残留争いは依然として基本的には4チームの争い。その中で21位グリムズビーはおそらくあと1つ勝てば安全圏かという状況に入り、その下にいる3チームにより焦点が集まる。
驚異の4連勝で一気に最下位からの降格圏脱出を果たした22位サットンだが、1ポイント下にいるコルチェスターに比べて2試合消化が多い。残り3試合で勝ち続けるしかないが、来週にクロウリー、そして最終節にMKドンズが待つ日程から強気になることはできない。また別の観点として、コルチェスターは直近2試合で連敗中とはいえ、その相手はレクサムとストックポート。それ以前には勝ちこそ少ないものの堅実に勝ち点を拾っていく能力を示しており、この2試合のゲームインハンドが無駄になる可能性を高く見積もることは難しいだろう。

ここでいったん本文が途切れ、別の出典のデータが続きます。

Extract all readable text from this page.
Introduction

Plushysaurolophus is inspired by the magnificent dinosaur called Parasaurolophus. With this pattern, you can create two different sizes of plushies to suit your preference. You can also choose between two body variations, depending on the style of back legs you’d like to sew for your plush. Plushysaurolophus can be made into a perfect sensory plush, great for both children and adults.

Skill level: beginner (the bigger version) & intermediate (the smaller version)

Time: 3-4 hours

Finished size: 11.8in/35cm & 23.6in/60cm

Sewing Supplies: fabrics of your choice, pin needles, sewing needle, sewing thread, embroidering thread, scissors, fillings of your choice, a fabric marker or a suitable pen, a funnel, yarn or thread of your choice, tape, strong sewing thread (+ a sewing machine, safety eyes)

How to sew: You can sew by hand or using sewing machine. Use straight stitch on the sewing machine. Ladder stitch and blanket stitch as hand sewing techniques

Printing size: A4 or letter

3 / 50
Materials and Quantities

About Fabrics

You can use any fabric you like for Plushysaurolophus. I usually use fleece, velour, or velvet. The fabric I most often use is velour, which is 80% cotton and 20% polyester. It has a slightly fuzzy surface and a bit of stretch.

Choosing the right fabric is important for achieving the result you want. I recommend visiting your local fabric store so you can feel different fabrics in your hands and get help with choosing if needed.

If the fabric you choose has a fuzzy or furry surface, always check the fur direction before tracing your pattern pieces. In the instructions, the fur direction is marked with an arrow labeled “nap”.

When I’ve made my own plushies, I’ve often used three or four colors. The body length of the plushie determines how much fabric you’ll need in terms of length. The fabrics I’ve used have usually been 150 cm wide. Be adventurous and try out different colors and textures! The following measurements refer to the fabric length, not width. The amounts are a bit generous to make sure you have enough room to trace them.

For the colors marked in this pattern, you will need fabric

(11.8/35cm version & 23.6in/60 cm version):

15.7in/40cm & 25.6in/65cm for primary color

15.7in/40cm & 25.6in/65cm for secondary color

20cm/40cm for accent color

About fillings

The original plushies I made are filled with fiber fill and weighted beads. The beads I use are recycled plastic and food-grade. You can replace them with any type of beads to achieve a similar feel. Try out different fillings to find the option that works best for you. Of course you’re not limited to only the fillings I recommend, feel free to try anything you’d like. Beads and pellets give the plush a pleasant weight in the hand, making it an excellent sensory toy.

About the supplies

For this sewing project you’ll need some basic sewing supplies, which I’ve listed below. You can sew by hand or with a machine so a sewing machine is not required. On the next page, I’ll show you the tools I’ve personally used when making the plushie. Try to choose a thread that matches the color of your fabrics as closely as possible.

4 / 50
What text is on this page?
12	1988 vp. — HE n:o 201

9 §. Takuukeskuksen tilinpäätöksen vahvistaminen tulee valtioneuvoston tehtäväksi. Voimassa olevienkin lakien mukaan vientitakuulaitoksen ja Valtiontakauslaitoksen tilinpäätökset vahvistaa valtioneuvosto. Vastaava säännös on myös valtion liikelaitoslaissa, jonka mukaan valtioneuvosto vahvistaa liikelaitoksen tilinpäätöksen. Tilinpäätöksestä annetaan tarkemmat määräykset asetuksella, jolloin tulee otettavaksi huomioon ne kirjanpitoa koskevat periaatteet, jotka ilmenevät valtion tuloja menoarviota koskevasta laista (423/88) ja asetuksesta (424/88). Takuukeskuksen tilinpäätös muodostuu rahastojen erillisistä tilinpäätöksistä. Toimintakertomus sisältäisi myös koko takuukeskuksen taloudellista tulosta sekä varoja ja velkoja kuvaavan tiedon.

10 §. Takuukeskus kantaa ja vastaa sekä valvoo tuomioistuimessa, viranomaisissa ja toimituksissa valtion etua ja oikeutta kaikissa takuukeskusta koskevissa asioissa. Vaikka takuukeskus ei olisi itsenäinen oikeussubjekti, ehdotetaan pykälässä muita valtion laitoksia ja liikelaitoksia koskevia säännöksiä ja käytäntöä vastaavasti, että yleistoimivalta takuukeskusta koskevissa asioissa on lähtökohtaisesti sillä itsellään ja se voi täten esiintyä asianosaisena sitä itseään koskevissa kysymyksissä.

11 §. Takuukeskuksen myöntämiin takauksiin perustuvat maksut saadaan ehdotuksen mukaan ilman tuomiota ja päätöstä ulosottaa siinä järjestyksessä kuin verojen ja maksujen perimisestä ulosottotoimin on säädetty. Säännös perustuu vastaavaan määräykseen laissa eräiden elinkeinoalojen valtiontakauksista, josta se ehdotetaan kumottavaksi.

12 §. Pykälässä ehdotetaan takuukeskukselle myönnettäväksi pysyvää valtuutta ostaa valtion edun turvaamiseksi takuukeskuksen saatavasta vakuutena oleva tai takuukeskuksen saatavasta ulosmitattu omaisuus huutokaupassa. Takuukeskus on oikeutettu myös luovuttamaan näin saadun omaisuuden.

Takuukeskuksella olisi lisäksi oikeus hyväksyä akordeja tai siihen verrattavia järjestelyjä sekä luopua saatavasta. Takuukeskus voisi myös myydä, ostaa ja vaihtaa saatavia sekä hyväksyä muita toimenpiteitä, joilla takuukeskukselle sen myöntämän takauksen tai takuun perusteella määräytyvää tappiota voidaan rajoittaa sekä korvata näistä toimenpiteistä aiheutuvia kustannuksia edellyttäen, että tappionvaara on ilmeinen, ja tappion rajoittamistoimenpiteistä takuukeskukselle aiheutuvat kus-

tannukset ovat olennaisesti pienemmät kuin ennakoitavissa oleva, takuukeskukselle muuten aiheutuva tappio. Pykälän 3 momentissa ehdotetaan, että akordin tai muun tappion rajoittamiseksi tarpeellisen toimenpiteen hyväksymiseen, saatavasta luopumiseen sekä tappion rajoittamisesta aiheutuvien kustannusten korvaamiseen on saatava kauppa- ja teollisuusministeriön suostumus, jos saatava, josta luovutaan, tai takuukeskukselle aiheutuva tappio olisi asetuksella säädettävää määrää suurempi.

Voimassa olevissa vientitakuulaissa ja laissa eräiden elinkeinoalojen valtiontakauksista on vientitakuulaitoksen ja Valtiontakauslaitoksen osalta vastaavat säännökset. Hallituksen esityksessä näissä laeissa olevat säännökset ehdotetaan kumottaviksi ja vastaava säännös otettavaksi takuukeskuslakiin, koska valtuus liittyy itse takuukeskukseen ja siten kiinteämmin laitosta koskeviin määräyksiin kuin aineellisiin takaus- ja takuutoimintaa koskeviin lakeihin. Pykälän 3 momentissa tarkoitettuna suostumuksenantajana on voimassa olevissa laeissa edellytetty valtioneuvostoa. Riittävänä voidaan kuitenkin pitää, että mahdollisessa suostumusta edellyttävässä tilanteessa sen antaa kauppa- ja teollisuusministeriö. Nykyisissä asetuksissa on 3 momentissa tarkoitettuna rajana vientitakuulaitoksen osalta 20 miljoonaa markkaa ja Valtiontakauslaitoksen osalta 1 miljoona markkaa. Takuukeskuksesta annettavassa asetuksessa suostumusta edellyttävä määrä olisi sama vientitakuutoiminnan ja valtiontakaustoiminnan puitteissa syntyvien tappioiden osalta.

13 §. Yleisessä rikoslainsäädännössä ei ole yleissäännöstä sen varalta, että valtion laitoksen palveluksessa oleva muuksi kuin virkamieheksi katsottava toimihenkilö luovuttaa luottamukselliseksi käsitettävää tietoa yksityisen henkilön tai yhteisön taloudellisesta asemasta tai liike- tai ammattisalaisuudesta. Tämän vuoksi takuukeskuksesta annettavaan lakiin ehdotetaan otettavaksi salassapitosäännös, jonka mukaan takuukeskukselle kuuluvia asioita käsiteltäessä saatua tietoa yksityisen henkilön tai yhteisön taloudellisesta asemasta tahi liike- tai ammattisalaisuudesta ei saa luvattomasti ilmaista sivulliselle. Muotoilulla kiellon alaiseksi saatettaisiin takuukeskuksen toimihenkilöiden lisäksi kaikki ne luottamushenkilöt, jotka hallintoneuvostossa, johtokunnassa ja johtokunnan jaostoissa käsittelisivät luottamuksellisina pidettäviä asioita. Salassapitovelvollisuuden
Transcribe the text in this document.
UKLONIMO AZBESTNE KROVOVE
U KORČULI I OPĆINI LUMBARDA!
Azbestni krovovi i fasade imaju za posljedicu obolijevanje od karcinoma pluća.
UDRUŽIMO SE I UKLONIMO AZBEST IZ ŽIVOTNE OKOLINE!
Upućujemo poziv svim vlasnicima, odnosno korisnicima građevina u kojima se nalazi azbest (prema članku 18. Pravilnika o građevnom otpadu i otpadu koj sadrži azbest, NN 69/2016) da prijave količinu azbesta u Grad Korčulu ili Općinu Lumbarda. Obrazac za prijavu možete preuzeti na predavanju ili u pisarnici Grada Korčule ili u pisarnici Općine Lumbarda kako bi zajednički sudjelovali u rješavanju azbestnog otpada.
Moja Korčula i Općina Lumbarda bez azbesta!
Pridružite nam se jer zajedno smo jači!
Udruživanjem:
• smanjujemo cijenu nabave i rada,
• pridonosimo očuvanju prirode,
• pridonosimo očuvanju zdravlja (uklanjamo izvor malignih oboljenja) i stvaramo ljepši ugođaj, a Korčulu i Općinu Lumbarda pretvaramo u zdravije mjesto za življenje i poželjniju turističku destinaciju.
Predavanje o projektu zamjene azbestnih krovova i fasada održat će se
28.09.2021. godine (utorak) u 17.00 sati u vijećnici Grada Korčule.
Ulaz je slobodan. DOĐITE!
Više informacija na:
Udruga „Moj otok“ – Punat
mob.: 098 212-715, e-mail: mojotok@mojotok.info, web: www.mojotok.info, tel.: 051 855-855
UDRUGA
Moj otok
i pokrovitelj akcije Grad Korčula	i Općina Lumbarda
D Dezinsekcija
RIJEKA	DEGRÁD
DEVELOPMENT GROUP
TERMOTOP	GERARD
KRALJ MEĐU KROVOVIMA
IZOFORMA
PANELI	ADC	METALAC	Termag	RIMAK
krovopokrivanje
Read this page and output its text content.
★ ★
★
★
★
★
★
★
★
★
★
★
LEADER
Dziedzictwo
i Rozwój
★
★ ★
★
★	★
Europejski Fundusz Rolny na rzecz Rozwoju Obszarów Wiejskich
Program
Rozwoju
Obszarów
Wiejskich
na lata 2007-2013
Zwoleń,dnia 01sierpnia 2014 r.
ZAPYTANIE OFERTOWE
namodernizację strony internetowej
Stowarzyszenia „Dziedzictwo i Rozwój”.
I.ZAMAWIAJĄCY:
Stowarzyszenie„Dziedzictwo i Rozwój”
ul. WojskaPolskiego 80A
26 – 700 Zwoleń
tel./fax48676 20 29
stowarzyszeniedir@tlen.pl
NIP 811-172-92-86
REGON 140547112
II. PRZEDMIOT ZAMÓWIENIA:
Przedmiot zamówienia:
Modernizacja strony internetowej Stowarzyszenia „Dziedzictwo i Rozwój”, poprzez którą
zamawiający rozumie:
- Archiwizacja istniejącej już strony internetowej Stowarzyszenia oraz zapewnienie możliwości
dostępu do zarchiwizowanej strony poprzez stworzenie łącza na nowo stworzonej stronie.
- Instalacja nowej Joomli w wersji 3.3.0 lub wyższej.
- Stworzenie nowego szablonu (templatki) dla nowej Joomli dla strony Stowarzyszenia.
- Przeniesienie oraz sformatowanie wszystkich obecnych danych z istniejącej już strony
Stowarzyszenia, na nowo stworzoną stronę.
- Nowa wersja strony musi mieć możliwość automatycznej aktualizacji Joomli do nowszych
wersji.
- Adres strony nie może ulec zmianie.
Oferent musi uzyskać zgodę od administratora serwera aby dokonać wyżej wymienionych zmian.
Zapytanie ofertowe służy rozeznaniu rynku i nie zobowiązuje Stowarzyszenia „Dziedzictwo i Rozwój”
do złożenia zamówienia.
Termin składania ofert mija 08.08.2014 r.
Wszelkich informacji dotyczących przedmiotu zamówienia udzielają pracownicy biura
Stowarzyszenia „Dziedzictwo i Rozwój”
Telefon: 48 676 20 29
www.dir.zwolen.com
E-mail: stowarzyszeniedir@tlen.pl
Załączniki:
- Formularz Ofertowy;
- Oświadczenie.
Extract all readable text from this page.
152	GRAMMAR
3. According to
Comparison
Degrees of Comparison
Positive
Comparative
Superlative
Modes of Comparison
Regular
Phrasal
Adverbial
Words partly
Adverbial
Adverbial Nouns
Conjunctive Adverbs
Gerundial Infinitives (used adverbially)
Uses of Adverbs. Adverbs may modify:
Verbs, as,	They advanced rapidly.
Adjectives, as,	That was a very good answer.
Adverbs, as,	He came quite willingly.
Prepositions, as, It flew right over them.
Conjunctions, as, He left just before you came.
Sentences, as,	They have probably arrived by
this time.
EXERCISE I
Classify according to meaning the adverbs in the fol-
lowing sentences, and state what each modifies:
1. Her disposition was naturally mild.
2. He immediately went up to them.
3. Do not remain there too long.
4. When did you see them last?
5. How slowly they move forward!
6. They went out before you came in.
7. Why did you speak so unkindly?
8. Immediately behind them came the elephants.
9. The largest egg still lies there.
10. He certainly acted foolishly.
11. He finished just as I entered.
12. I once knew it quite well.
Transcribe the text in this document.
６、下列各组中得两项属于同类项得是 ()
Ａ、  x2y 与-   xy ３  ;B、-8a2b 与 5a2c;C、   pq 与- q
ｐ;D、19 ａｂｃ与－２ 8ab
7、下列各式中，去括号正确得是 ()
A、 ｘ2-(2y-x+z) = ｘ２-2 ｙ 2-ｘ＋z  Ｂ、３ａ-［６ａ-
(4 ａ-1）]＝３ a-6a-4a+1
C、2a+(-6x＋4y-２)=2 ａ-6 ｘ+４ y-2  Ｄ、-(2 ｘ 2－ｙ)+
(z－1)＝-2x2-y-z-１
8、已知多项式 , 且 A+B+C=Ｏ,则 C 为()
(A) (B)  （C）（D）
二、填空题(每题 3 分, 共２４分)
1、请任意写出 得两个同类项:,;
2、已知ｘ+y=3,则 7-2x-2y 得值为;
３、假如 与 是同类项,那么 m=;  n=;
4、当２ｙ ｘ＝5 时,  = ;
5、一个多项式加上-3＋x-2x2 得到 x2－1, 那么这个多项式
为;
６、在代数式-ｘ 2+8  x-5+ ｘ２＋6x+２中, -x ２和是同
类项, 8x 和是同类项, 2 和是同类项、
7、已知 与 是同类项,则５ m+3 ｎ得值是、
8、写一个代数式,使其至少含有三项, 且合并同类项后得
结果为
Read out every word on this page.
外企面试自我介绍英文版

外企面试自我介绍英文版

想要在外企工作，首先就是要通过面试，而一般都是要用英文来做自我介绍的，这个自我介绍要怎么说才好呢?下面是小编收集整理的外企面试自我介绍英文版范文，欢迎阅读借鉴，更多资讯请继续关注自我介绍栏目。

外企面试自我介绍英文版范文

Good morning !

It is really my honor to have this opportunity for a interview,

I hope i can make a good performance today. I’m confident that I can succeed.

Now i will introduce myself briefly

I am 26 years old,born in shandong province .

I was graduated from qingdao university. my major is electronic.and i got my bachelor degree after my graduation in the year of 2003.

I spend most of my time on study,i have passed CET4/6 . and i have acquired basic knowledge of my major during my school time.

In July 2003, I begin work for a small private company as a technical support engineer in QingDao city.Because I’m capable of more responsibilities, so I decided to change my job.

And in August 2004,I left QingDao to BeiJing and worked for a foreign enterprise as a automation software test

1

そしてより確実な降格候補に見えるのが最下位フォレストグリーンだ。少しマンスフィールドのところで書いたが、とにかく現状の戦いぶりが破綻している。選手たちの間でビジョンが共有されているようにはまったく見えず、ここ5試合の間だけですら枠内シュートを記録できなかったのがなんと3試合もあった。対戦相手を考えてもさすがにもう厳しいと言わざるを得ない。